When the trial ended, in 2010, the police commissioner, Jackie Selebi, was sentenced to 15 years, and the prosecutor, Gerrie Nel, had cemented a reputation for abrasive, in-your-face cross-examination that earned him a new nickname: the Pit Bull.

Now, Mr. Nel is focusing the same judicial laser on Oscar Pistorius, the celebrated amputee sprinter charged with the murder of Reeva Steenkamp, his girlfriend, in a trial that has fixated a much broader audience around the world.

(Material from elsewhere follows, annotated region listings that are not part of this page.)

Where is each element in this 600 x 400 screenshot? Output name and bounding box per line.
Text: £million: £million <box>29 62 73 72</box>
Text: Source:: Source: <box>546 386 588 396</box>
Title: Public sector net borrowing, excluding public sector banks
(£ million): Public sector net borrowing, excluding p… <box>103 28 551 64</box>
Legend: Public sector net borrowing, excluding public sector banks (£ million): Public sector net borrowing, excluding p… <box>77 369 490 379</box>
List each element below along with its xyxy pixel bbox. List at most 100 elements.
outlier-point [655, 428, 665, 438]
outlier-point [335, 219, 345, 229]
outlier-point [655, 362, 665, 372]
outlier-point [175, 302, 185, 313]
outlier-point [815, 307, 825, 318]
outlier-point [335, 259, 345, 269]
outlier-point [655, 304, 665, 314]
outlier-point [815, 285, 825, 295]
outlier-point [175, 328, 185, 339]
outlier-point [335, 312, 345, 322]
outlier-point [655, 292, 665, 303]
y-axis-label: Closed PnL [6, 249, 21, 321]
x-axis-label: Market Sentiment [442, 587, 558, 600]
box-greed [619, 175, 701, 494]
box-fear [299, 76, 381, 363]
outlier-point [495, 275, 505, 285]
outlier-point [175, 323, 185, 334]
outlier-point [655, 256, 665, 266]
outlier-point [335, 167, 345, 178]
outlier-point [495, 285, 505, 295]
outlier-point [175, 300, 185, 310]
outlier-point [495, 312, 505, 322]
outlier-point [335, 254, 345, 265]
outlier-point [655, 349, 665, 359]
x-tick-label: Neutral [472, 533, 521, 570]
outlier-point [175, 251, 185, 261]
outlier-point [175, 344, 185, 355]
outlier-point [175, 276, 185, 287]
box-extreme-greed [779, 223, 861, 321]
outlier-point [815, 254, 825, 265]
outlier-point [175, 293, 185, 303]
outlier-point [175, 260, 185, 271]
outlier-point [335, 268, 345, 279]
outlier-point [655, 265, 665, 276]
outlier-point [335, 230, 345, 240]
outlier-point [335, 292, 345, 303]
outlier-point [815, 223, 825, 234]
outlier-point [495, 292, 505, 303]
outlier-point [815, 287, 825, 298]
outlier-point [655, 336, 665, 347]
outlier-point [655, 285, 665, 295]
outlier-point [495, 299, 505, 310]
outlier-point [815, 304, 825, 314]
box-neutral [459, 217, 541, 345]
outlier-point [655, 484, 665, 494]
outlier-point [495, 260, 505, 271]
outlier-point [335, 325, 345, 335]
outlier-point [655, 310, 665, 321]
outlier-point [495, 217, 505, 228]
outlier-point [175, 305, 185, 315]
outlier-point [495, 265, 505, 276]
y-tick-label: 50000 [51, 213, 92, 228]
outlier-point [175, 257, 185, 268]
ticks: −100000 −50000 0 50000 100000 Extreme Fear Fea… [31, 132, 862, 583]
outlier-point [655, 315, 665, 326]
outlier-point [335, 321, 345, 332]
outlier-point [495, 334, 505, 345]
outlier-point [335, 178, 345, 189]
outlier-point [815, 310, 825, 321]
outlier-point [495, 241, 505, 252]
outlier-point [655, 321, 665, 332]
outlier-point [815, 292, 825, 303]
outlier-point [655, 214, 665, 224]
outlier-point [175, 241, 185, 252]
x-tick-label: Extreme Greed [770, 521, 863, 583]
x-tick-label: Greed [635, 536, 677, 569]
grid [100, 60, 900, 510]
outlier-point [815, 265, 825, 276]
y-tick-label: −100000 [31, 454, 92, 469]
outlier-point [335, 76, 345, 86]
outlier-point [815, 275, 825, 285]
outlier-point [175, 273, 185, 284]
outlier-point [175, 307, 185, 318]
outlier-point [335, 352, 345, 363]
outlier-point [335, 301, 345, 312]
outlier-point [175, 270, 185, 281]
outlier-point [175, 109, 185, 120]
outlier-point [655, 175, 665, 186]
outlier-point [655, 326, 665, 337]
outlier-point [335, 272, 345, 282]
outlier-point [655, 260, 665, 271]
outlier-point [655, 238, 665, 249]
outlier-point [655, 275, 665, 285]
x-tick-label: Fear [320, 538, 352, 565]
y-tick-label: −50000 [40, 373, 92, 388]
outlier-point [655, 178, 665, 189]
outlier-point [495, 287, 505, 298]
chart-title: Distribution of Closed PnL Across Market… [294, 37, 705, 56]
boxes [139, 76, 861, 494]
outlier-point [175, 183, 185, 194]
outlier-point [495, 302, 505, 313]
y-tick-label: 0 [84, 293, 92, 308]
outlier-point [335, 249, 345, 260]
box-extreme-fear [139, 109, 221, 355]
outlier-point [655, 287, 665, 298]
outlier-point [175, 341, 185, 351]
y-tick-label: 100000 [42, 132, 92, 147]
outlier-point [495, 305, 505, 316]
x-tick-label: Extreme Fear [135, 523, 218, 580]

Today, Mr. Pistorius is scheduled to return to the stand, beginning the second week of his testimony and the fourth day of painstaking cross-examination by Mr. Nel that has propelled the prosecutor into a global limelight rivaling the athlete's own renown as a fallen hero of the track.

Most graphically, Mr. Nel on Wednesday produced a photograph of Ms. Steenkamp's head wounds, with her brains exposed, and demanded that Mr. Pistorius look at it.

Judge Thokozile Masipa, warned him openly last week to stop calling Mr. Pistorius a liar while he was testifying. And the South African Human Rights Commission said Friday that it had received a complaint that Mr. Nel's persistent depiction of Mr. Pistorius as a liar infringed on the runner's right to be presumed innocent and to have a fair trial.

On Friday, Mr. Nel surprised observers by seeming to ease the pressure on Mr. Pistorius at a crucial moment when, for 31 seconds, the athlete was unable to say whether Ms. Steenkamp screamed as he fired the first of four shots on Feb. 14, 2013.

For all of Mr. Nel's renown in South Africa, his private life has been kept under wraps.